Constrained Data Synthesis
2019-09-04, 14:45–15:15, Track 2 (Baroja)

We introduce a method for creating synthetic data "to order" based on learned (or provided) constraints and data classifications. This includes "good" and "bad" data.


Synthetic data is useful in many contexts, including

  • providing "safe", non-private alternatives to data containing personally identifiable information
  • software and pipeline testing
  • software and service development
  • enhancing datasets for machine learning.

Synthetic data is often created on a bespoke basis, and since the advent of generative adverserial networks (GANs) there has been considerable interest and experimentation with using those as the basis for creating synthetic data.

We have taken a different approach. We have worked for some years on developing methods for automatically finding constraints that characterise data, and which can be used for testing data validity (so-called "test-driven data analysis", TDDA). Such constraints form (by design) a useful characterisation of the data from which they were generated. As a result, methods that generate datasets that match the constraints necessarily construct datasets that match many of the original characteristics of the data from which the constraints were extracted.

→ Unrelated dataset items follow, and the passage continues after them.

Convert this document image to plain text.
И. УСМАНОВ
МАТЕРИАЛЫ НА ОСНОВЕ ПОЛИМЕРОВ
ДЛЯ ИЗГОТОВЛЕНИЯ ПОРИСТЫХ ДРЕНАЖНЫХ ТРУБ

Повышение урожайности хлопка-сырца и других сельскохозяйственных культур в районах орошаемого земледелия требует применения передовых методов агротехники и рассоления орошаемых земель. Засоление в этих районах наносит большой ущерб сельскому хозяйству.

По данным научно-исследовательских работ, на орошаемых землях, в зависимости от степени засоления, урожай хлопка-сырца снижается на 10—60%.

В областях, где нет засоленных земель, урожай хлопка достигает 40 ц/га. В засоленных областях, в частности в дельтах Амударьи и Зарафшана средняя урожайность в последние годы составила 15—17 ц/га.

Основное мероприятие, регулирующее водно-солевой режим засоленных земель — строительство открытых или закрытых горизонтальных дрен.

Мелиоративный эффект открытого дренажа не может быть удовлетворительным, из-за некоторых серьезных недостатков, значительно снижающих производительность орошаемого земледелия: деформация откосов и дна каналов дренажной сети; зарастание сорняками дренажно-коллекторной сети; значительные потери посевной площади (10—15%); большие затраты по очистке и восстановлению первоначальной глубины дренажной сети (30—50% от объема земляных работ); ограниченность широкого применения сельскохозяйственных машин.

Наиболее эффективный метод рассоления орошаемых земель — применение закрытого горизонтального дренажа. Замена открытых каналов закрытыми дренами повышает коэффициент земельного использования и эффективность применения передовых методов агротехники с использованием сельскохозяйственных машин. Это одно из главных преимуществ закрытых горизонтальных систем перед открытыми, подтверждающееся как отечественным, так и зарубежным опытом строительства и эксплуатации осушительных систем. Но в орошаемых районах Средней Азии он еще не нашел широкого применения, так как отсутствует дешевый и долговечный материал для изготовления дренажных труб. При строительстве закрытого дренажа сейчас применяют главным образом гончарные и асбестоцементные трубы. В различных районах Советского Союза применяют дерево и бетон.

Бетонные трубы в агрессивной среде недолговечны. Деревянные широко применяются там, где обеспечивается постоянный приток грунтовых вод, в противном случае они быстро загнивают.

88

An important aspect of datasets is the relationship between "good" (~ valid) and "bad" (~ invalid) data, both of which are typically present. Systems for creating useful, realistic synthetic data generally need to be able to synthesize both kinds, in realistic mixtures.

This talk will discuss data synthesis from constraints, describing what has been achieved so far (which includes synthesizing good and bad data) and future research directions.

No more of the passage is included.